Arrow claims ECS business remained 'healthy' in Q2 despite supply chain issues
The distributor saw both component and enterprise solutions sales rise in Europe, while the latter stagnated in the Americas
Arrow claims its ECS business as remained healthy in Q2 despite supply chain issues.
At a group level, Arrow Electronics reported sales of $9.46bn, up ten per cent year on year.
The distributor's net income climbed 53 per cent to $370m compared with $241m in Q2 of 2021.
While changes in foreign currencies had negative impacts on growth of approximately $291m on sales and $0.17 on earnings per share on a diluted basis compared to the second quarter of 2021.

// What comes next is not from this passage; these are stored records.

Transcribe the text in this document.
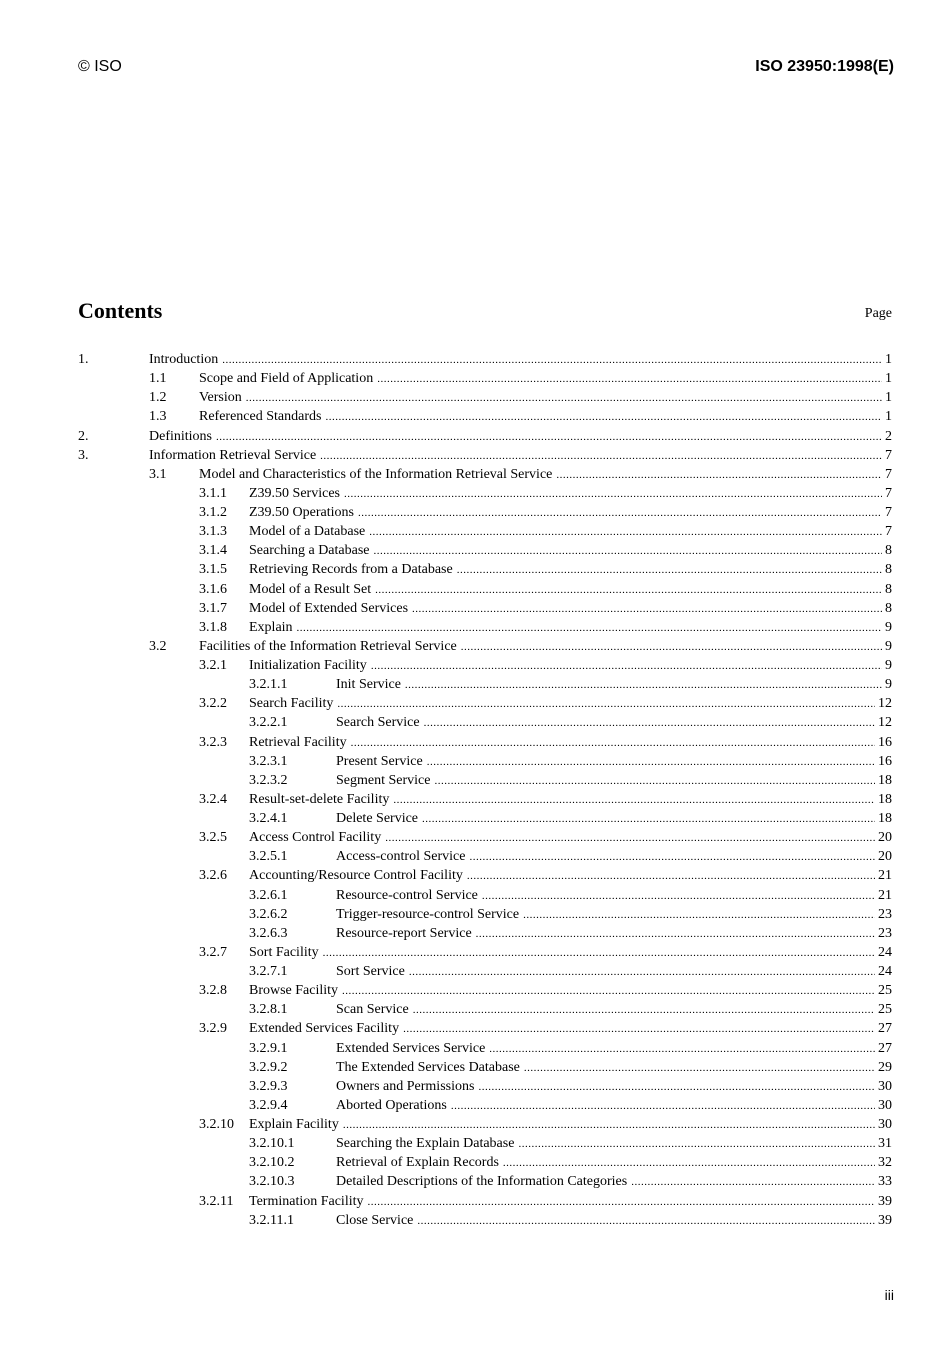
© ISO	ISO 23950:1998(E)
Contents	Page
1.	Introduction .....	1
1.1 Scope and Field of Application .....	1
1.2 Version .....	1
1.3 Referenced Standards .....	1
2.	Definitions .....	2
3.	Information Retrieval Service .....	7
3.1 Model and Characteristics of the Information Retrieval Service .....	7
3.1.1 Z39.50 Services .....	7
3.1.2 Z39.50 Operations .....	7
3.1.3 Model of a Database .....	7
3.1.4 Searching a Database .....	8
3.1.5 Retrieving Records from a Database .....	8
3.1.6 Model of a Result Set .....	8
3.1.7 Model of Extended Services .....	8
3.1.8 Explain .....	9
3.2 Facilities of the Information Retrieval Service .....	9
3.2.1 Initialization Facility .....	9
3.2.1.1	Init Service .....	9
3.2.2 Search Facility .....	12
3.2.2.1	Search Service .....	12
3.2.3 Retrieval Facility .....	16
3.2.3.1	Present Service .....	16
3.2.3.2	Segment Service .....	18
3.2.4 Result-set-delete Facility .....	18
3.2.4.1	Delete Service .....	18
3.2.5 Access Control Facility .....	20
3.2.5.1	Access-control Service .....	20
3.2.6 Accounting/Resource Control Facility .....	21
3.2.6.1	Resource-control Service .....	21
3.2.6.2	Trigger-resource-control Service .....	23
3.2.6.3	Resource-report Service .....	23
3.2.7 Sort Facility .....	24
3.2.7.1	Sort Service .....	24
3.2.8 Browse Facility .....	25
3.2.8.1	Scan Service .....	25
3.2.9 Extended Services Facility .....	27
3.2.9.1	Extended Services Service .....	27
3.2.9.2	The Extended Services Database .....	29
3.2.9.3	Owners and Permissions .....	30
3.2.9.4	Aborted Operations .....	30
3.2.10 Explain Facility .....	30
3.2.10.1	Searching the Explain Database .....	31
3.2.10.2	Retrieval of Explain Records .....	32
3.2.10.3	Detailed Descriptions of the Information Categories .....	33
3.2.11 Termination Facility .....	39
3.2.11.1	Close Service .....	39
iii
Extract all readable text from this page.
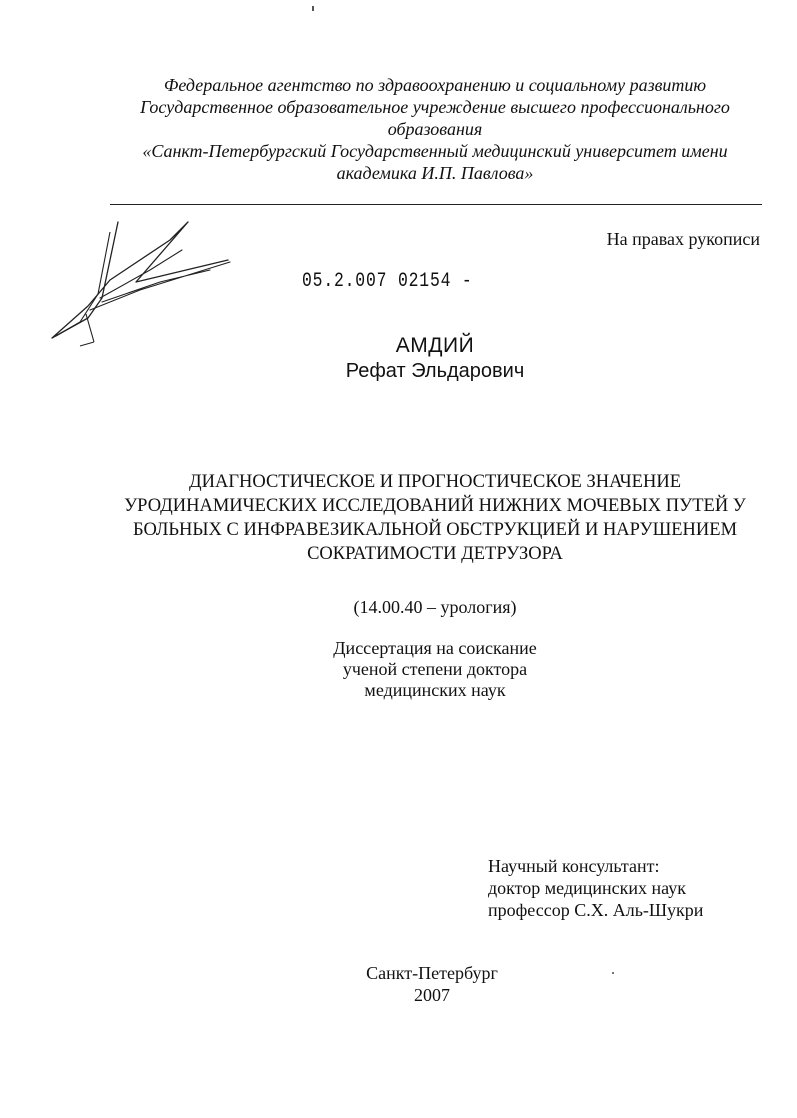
Федеральное агентство по здравоохранению и социальному развитию
Государственное образовательное учреждение высшего профессионального
образования
«Санкт-Петербургский Государственный медицинский университет имени
академика И.П. Павлова»
На правах рукописи
05.2.007 02154 -
АМДИЙ
Рефат Эльдарович
ДИАГНОСТИЧЕСКОЕ И ПРОГНОСТИЧЕСКОЕ ЗНАЧЕНИЕ
УРОДИНАМИЧЕСКИХ ИССЛЕДОВАНИЙ НИЖНИХ МОЧЕВЫХ ПУТЕЙ У
БОЛЬНЫХ С ИНФРАВЕЗИКАЛЬНОЙ ОБСТРУКЦИЕЙ И НАРУШЕНИЕМ
СОКРАТИМОСТИ ДЕТРУЗОРА
(14.00.40 – урология)
Диссертация на соискание
ученой степени доктора
медицинских наук
Научный консультант:
доктор медицинских наук
профессор С.Х. Аль-Шукри
Санкт-Петербург
2007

"We've continued to build and deliver on our record performance for the past several quarters. While market conditions are challenging, they also provide ample opportunities to demonstrate Arrow's commitment to the success of our customers and suppliers," said Arrow president and CEO, Sean Kerins.

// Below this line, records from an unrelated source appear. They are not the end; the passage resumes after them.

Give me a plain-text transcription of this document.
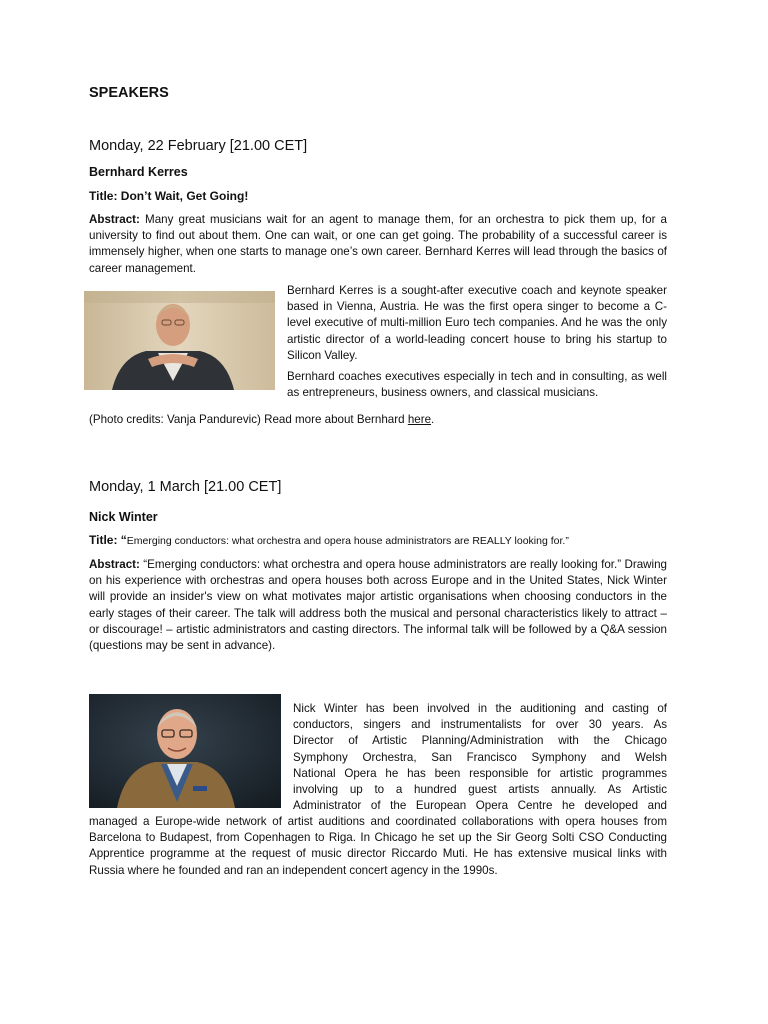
SPEAKERS

Monday, 22 February [21.00 CET]

Bernhard Kerres

Title: Don’t Wait, Get Going!

Abstract: Many great musicians wait for an agent to manage them, for an orchestra to pick them up, for a university to find out about them. One can wait, or one can get going. The probability of a successful career is immensely higher, when one starts to manage one’s own career. Bernhard Kerres will lead through the basics of career management.

Bernhard Kerres is a sought-after executive coach and keynote speaker based in Vienna, Austria. He was the first opera singer to become a C-level executive of multi-million Euro tech companies. And he was the only artistic director of a world-leading concert house to bring his startup to Silicon Valley.

Bernhard coaches executives especially in tech and in consulting, as well as entrepreneurs, business owners, and classical musicians.

(Photo credits: Vanja Pandurevic) Read more about Bernhard here.

Monday, 1 March [21.00 CET]

Nick Winter

Title: “Emerging conductors: what orchestra and opera house administrators are REALLY looking for.”

Abstract: “Emerging conductors: what orchestra and opera house administrators are really looking for.” Drawing on his experience with orchestras and opera houses both across Europe and in the United States, Nick Winter will provide an insider's view on what motivates major artistic organisations when choosing conductors in the early stages of their career. The talk will address both the musical and personal characteristics likely to attract – or discourage! – artistic administrators and casting directors. The informal talk will be followed by a Q&A session (questions may be sent in advance).

Nick Winter has been involved in the auditioning and casting of

conductors, singers and instrumentalists for over 30 years. As

Director of Artistic Planning/Administration with the Chicago

Symphony Orchestra, San Francisco Symphony and Welsh

National Opera he has been responsible for artistic programmes

involving up to a hundred guest artists annually. As Artistic

Administrator of the European Opera Centre he developed and

managed a Europe-wide network of artist auditions and coordinated collaborations with opera houses from Barcelona to Budapest, from Copenhagen to Riga. In Chicago he set up the Sir Georg Solti CSO Conducting Apprentice programme at the request of music director Riccardo Muti. He has extensive musical links with Russia where he founded and ran an independent concert agency in the 1990s.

"Thanks to the dedication and focused execution of our team, we delivered all-time record quarterly sales, gross profit, operating income, and earnings per share while in the face of ongoing supply and demand imbalance."
Kerins added that demand for electronic components and associated design, engineering and supply chain services remained strong.
He claimed that past investments to boost capabilities in engineering and supply chain have led to advancements in profit performance.
Global electronic components logged sales of $7.46bn for the quarter, an increase of 13 per cent.
Components sales in the Americas grew 26 per cent while European components sales rose 21 per cent year on year.
Enterprise computing services
Arrow claims its global enterprise computing solutions sales of $2bn reflected an increase of two per cent.
The segment grew seven per cent in Europe and remained flat in the Americas, with a decrease of one per cent year on year.
"Global demand for more complex, enterprise IT content was healthy, and while supply constraints represented a headwind to hardware sales, we saw strength in our software and cloud portfolios. We continue to see strength in cloud, software and enterprise solutions and are well positioned for the transition to IT-as-a-Service," said Kerins.